I have read that if you know Korean, learning Japanese and Turkish is easy. I have heard Japanese before, sometimes it sounds different from Korean. I know they are related to each other. I have read that Korean could be related to Dravidian languages because of structure and grammar. Sometimes when I hear Indian talk, sometimes I think I am hearing Korean. In fact that was the first thing people thought in the 19th century. I even heard of a link between Korean and Sumerian. Some people think Dravidian could be a branch of Altai-Ural. Dravidians today are often the "Untouchables" in India, they are short and have dark skin.
Sa'ami has apparantly absorbed numerous Uralic-Altaic words from the Finno-Ughric subset of that language group. On the other hand the Sa'ami languages have the same linguistic peculiarities that differentate the Dravidian languages from others with similar word-building techniques.

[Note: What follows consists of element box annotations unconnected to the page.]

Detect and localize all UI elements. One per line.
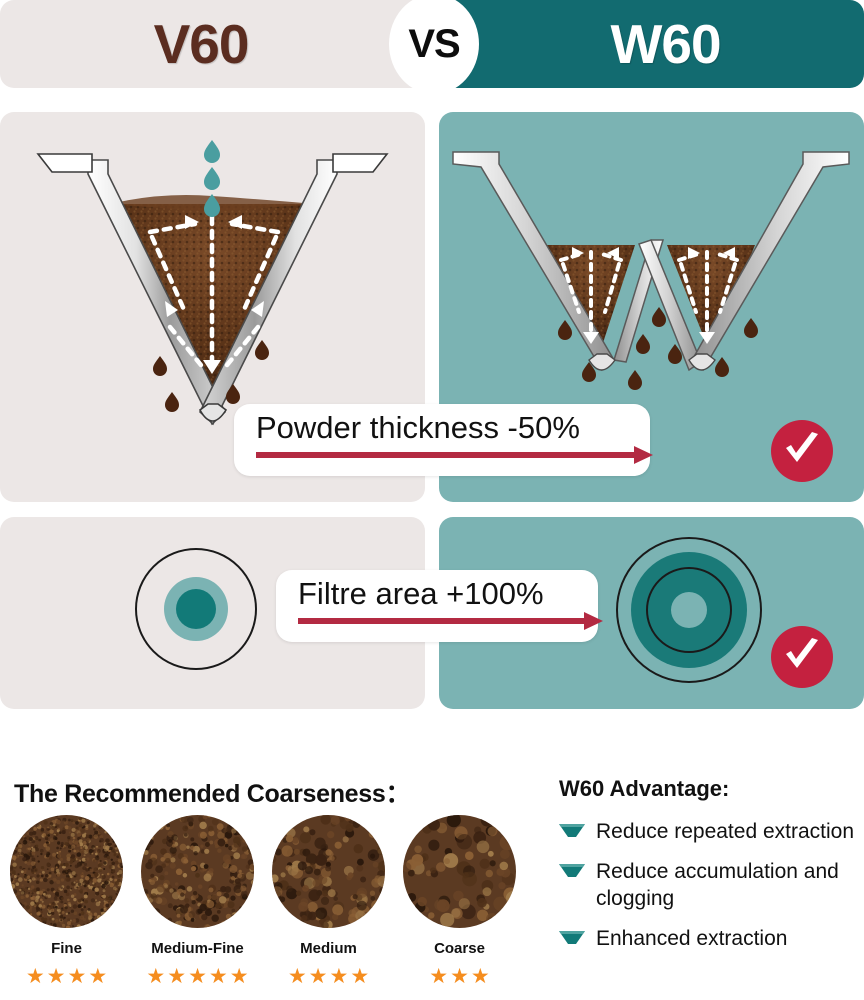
v60-filter-area-diagram bbox=[133, 546, 259, 677]
dripper-trapezoid-icon bbox=[559, 930, 585, 950]
star-icon: ★ bbox=[68, 966, 87, 987]
star-icon: ★ bbox=[146, 966, 165, 987]
advantage-item: Enhanced extraction bbox=[559, 925, 859, 953]
star-icon: ★ bbox=[350, 966, 369, 987]
star-icon: ★ bbox=[471, 966, 490, 987]
check-circle-icon-row2 bbox=[771, 626, 833, 688]
star-icon: ★ bbox=[47, 966, 66, 987]
star-rating: ★★★★ bbox=[26, 966, 107, 987]
coarseness-label: Medium-Fine bbox=[151, 940, 244, 957]
star-icon: ★ bbox=[167, 966, 186, 987]
arrow-right-icon bbox=[298, 612, 576, 630]
star-icon: ★ bbox=[429, 966, 448, 987]
header-v60-side: V60 bbox=[0, 0, 432, 88]
star-icon: ★ bbox=[230, 966, 249, 987]
coarseness-item: Medium-Fine★★★★★ bbox=[141, 815, 254, 987]
advantage-list: Reduce repeated extractionReduce accumul… bbox=[559, 818, 859, 965]
star-rating: ★★★★★ bbox=[146, 966, 248, 987]
bottom-section: The Recommended Coarseness： Fine★★★★Medi… bbox=[0, 730, 864, 1000]
grind-texture-medium-fine bbox=[141, 815, 254, 928]
star-icon: ★ bbox=[450, 966, 469, 987]
coarseness-item: Fine★★★★ bbox=[10, 815, 123, 987]
coarseness-label: Medium bbox=[300, 940, 357, 957]
star-icon: ★ bbox=[209, 966, 228, 987]
coarseness-list: Fine★★★★Medium-Fine★★★★★Medium★★★★Coarse… bbox=[10, 815, 530, 987]
grind-texture-fine bbox=[10, 815, 123, 928]
advantage-text: Enhanced extraction bbox=[596, 925, 787, 953]
coarseness-label: Fine bbox=[51, 940, 82, 957]
filter-area-banner: Filtre area +100% bbox=[276, 570, 598, 642]
coarseness-item: Coarse★★★ bbox=[403, 815, 516, 987]
grind-texture-medium bbox=[272, 815, 385, 928]
star-icon: ★ bbox=[330, 966, 349, 987]
v60-title: V60 bbox=[154, 12, 249, 76]
w60-title: W60 bbox=[610, 12, 720, 76]
coarseness-label: Coarse bbox=[434, 940, 485, 957]
star-rating: ★★★★ bbox=[288, 966, 369, 987]
coarseness-title: The Recommended Coarseness： bbox=[14, 774, 410, 810]
header-w60-side: W60 bbox=[432, 0, 864, 88]
star-icon: ★ bbox=[288, 966, 307, 987]
star-icon: ★ bbox=[26, 966, 45, 987]
vs-label: VS bbox=[408, 22, 459, 67]
dripper-trapezoid-icon bbox=[559, 823, 585, 843]
dripper-trapezoid-icon bbox=[559, 863, 585, 883]
star-icon: ★ bbox=[309, 966, 328, 987]
advantage-title: W60 Advantage: bbox=[559, 776, 729, 802]
star-icon: ★ bbox=[188, 966, 207, 987]
advantage-text: Reduce repeated extraction bbox=[596, 818, 854, 846]
filter-area-label: Filtre area +100% bbox=[298, 578, 576, 611]
advantage-item: Reduce repeated extraction bbox=[559, 818, 859, 846]
grind-texture-coarse bbox=[403, 815, 516, 928]
advantage-text: Reduce accumulation and clogging bbox=[596, 858, 859, 913]
check-circle-icon-row1 bbox=[771, 420, 833, 482]
powder-thickness-label: Powder thickness -50% bbox=[256, 412, 628, 445]
coarseness-item: Medium★★★★ bbox=[272, 815, 385, 987]
advantage-item: Reduce accumulation and clogging bbox=[559, 858, 859, 913]
arrow-right-icon bbox=[256, 446, 628, 464]
w60-filter-area-diagram bbox=[614, 535, 764, 690]
star-icon: ★ bbox=[88, 966, 107, 987]
star-rating: ★★★ bbox=[429, 966, 489, 987]
powder-thickness-banner: Powder thickness -50% bbox=[234, 404, 650, 476]
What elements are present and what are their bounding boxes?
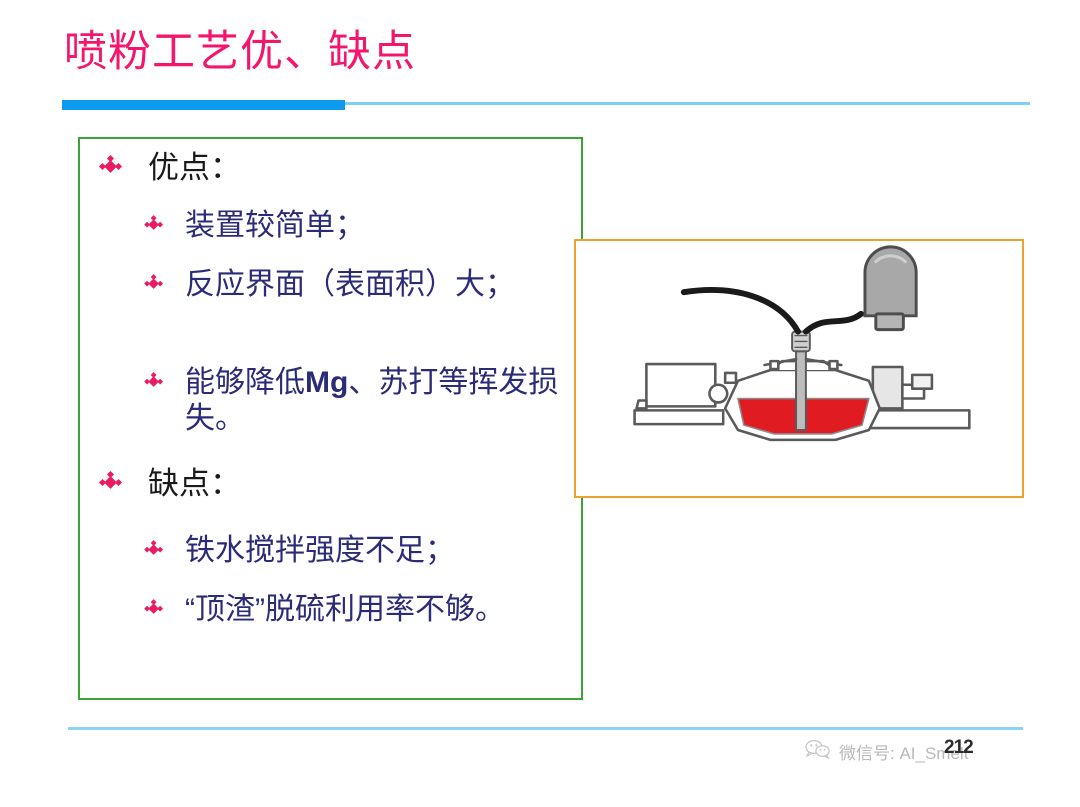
diamond-bullet-icon (145, 275, 160, 290)
list-item-disadvantages-heading: 缺点： (100, 466, 241, 503)
list-item-advantages-heading: 优点： (100, 150, 241, 187)
bullet-label: 优点： (148, 150, 241, 187)
page-title: 喷粉工艺优、缺点 (64, 26, 416, 80)
wechat-icon (805, 739, 831, 764)
title-accent-bar (62, 100, 345, 110)
list-item-advantage-3: 能够降低Mg、苏打等挥发损失。 (145, 365, 560, 437)
list-item-disadvantage-2: “顶渣”脱硫利用率不够。 (145, 592, 565, 628)
diamond-bullet-icon (145, 541, 160, 556)
diamond-bullet-icon (145, 600, 160, 615)
bullet-label: “顶渣”脱硫利用率不够。 (185, 592, 505, 628)
hose-right (806, 314, 861, 332)
figure-frame (574, 239, 1024, 498)
bullet-label: 能够降低Mg、苏打等挥发损失。 (185, 365, 560, 437)
bullet-label: 铁水搅拌强度不足； (185, 533, 455, 569)
powder-dispenser (865, 247, 916, 330)
list-item-disadvantage-1: 铁水搅拌强度不足； (145, 533, 565, 569)
bullet-label: 缺点： (148, 466, 241, 503)
bullet-label: 反应界面（表面积）大； (185, 267, 515, 303)
bullet-label-part-1: 能够降低 (185, 366, 305, 399)
footer-rule (68, 727, 1023, 730)
torpedo-ladle-injection-diagram (576, 241, 1022, 496)
diamond-bullet-icon (100, 472, 122, 494)
bullet-label-emphasis: Mg (305, 366, 348, 399)
diamond-bullet-icon (100, 156, 122, 178)
list-item-advantage-1: 装置较简单； (145, 208, 565, 244)
bullet-label: 装置较简单； (185, 208, 365, 244)
page-number: 212 (944, 737, 973, 759)
title-thin-rule (345, 102, 1030, 105)
diamond-bullet-icon (145, 373, 160, 388)
diamond-bullet-icon (145, 216, 160, 231)
list-item-advantage-2: 反应界面（表面积）大； (145, 267, 555, 303)
hose-left (684, 290, 798, 332)
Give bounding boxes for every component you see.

Turns out a fellow at Indiana University takes credit for having demonstrated that Sa'ami, Sumerian and an Indian language in California are "cognates".
Think of it this way ~ the Dravidian language group is very old. It is located primarily in Southern India. During the Ice Age some people speaking a Dravidian language migrated to the NW, along the coast, to the land of Dilmon. From that point they moved inland along the Euphrates upstream to Assyria, and from there through Ukraine and Russia to the Baltic area. (There is a water route all the way from the Black Sea to the Baltic used by the Greeks, and later by the Vikings.)
When Sumerian was first discovered and was being translated, a bunch of crackpots lept to the conclusion that since the Sumerians discussed glaciers that they must have originated in Scandinavia!
They appear to have had the right idea, but got it backwards!
The old theory was that the Aryans rode in, took over, and there they be. Turns out the Aryans rode in, lost their horses to the natives, but passed along their languages.